To improve cohesion, the teams arrange general team-building exercises, but they also have meetings at which they take personality tests, assess personality types and talk about communication. The goal is to better understand each other - why each person says what he says and acts like he does.
A third important factor is the psychological contract that is created between the athletes. The contract can include a feeling of responsibility for the team members so that they, for example, give everything to help someone who is in a position to do well.
If someone breaches the psychological contract, this can become a major problem.
“If a person is loyal, I have no problem making sacrifices for him, because I know the situation may be reversed another time. If he is not loyal, it becomes worse,” said one cyclist.
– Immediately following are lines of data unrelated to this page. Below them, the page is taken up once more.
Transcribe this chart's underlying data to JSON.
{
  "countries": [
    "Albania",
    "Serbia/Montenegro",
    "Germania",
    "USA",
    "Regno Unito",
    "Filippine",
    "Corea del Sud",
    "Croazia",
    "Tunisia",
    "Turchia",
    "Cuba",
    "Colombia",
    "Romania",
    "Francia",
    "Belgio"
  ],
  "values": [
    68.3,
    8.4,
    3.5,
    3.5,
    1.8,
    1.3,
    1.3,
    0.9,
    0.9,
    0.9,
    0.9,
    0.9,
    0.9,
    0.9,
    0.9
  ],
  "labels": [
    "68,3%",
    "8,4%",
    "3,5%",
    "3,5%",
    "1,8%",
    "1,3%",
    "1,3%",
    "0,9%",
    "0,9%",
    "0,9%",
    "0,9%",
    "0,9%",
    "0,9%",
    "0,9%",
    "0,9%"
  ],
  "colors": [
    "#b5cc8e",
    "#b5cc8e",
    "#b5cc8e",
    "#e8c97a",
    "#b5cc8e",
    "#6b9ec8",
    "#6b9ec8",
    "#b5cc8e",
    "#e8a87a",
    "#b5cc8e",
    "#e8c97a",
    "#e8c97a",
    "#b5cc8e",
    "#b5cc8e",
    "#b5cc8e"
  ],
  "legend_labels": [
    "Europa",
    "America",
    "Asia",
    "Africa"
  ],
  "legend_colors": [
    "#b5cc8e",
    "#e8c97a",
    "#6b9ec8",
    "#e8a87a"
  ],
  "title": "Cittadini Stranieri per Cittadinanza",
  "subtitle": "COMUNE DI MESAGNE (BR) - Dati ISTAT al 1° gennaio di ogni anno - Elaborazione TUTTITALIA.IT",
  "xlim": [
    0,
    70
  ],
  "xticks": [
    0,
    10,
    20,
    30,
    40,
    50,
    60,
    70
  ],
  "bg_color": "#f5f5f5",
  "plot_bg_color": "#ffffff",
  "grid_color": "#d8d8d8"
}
“If the psychological contract works, it creates unbelievable strength and good results,” said another.
Compared with many foreign countries, Norwegian workplaces are characterised by a flat structure which works well in this context. However, there can still be conflict between a clear ideal of personal success and the need for teamwork.
“Companies plan personal success through bonuses and grading schemes. This can often undermine teamwork and cooperation, and the sharing of knowledge in particular can suffer,” says Schei.
However, the researchers emphasise that there are also challenges associated with emphasising the social mechanisms.
“Misunderstandings and breaches can arise because the mechanisms can be difficult to talk about and put into words. The people involved must understand the mechanisms and the leader must follow the development of the mechanisms in order to manage possible breaches. For some it is perhaps easier to follow the authoritarian mechanism, because it is clear what is expected,” Sverdrup concludes.